On the page that @JuergenAuer linked to, you can see that Let’s Encrypt offers an intermediate certificate signed by DST (IdenTrust), a traditional CA that is very widely trusted, and also an intermediate certificate signed by the ISRG root, a new root CA directly controlled and operated by the Let’s Encrypt organization. Most users automatically use, and are recommended to use, the first of these because the DST root is much more widely trusted (especially in older devices and operating systems), but the second is available for use where it’s needed or where it’s known to work.


#7

Yealink’s documentation is unusual:

http://support.yealink.com/faq/faqInfo?id=691

First, they say that they’ve trusted ISRG Root X1 longer than DST Root CA X3.

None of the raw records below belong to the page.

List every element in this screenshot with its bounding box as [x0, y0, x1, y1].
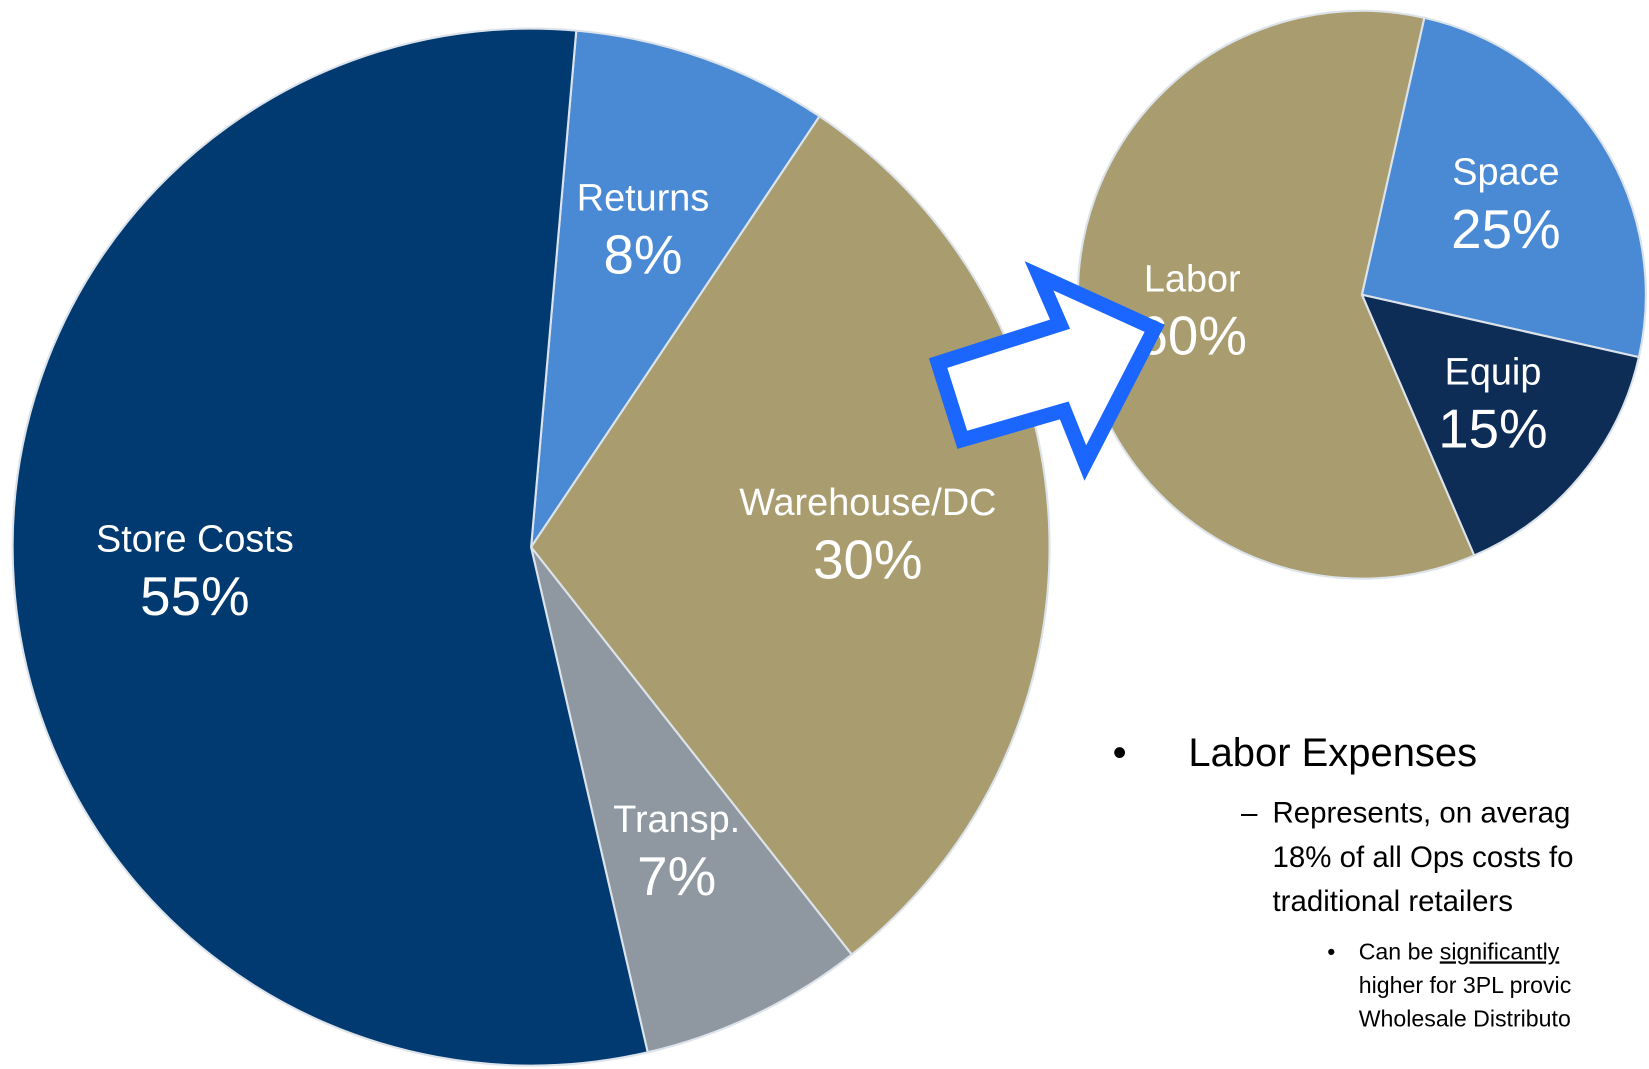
detail-lead: Can be: [1359, 938, 1434, 964]
pie-slice: [11, 27, 649, 1067]
notes: • Labor Expenses – Represents, on averag…: [1113, 731, 1574, 1032]
point-line: Represents, on averag: [1273, 797, 1571, 830]
bullet: •: [1113, 731, 1127, 775]
slice-value: 30%: [813, 528, 922, 590]
pie-slice: [1360, 16, 1647, 359]
slice-value: 8%: [604, 223, 683, 285]
slice-name: Store Costs: [96, 519, 294, 561]
point-line: 18% of all Ops costs fo: [1273, 841, 1574, 874]
bullet: •: [1327, 938, 1335, 964]
slice-name: Space: [1452, 152, 1559, 194]
pie-slice: [530, 546, 854, 1054]
slice-value: 7%: [637, 845, 716, 907]
pie-slice: [530, 29, 821, 548]
heading: Labor Expenses: [1188, 731, 1477, 775]
slice-value: 25%: [1451, 198, 1560, 260]
detail-line: Wholesale Distributo: [1359, 1006, 1571, 1032]
slice-name: Warehouse/DC: [739, 482, 996, 524]
detail-line: Can be significantly: [1359, 938, 1560, 964]
detail-emphasis: significantly: [1440, 938, 1560, 964]
pie-slice: [1360, 293, 1641, 557]
slice-name: Labor: [1144, 259, 1241, 301]
pie-slice: [529, 114, 1051, 957]
slice-name: Equip: [1445, 352, 1542, 394]
detail-line: higher for 3PL provic: [1359, 972, 1572, 998]
slice-name: Returns: [577, 177, 710, 219]
dash: –: [1241, 797, 1258, 830]
point-line: traditional retailers: [1273, 885, 1514, 918]
slice-value: 15%: [1438, 398, 1547, 460]
slice-name: Transp.: [613, 799, 740, 841]
arrow: [928, 261, 1165, 481]
slice-value: 55%: [140, 565, 249, 627]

Second, they specifically call out the X1 and X2 intermediates for some reason.

ISRG Root X1 (intermediate certificates: Let’s Encrypt Authority X1 and Let’s Encrypt Authority X2 are signed by the root certificate ISRG Root X1.)

Note: ISRG Root X1, Let’s Encrypt Authority X1 and Let’s Encrypt Authority X2 certificates are only applicable to SIP-T48G/T46G/T42G/T41P/T40P/T29G/T27P/T23P/T23G/T21§ E2/T19§E2 IP phones running firmware version X.80.0.95 or later.

The first is unusual but understandable. The second… it’s impossible to say what it means without more information from Yealink.

It’s possible that, like Windows XP, their software was incompatible with the X1 and X2 intermediates, and that’s why they’re calling them out. If that’s the case, the X3 and X4 intermediates presumably work better.


#8

Hello guys,
I have verified and, yes, it happened that my generated certificate is a cross signed one (DST Root 3).
Issuer: O=Digital Signature Trust Co., CN=DST Root CA X3
Since yealink documentation says that they trusted ISRG Root X1 longer than DST Root CA X3, most likely that this is the reason of problem (possibly my firmware version trusts only ISRG Root X1).
Is there any way to change my intermediate’s root to ISRG Root X1? I was looking into certbot options but was not able to find anything relating to that…


#9

This isn’t the problem. One Letsencrypt - certificate, the same website:

FireFox shows ISRG Root as Root-Certificate.
Chrome shows DST Root as Root-Certificate.

So you have already one certificate with two root certificates - one direct, one cross signed.

PS: I have the same effect with https://community.letsencrypt.org/


#10

Both FireFox and Chrome showing DST Root as Root-Certificate. Also, I have used following commands to verify:
openssl s_client -connect my.domain.name:443 -servername my.domain.name
Response: depth=2 O = Digital Signature Trust Co., CN = DST Root CA X3

openssl x509 -text -in chain.pem
Issuer: O=Digital Signature Trust Co., CN=DST Root CA X3

So it is definitely DST Root CA X3


#11

The feature a commonly used browser can have (such as the downloading of another intermediate certificate which is not contained in the chain), could not be available in another client, like Yealink.

@amovsisyan I don’t think certbot can change the intermediate certificate for you. It just takes the cert provided by the ACME server. You can however manually change it in your webserver configuration.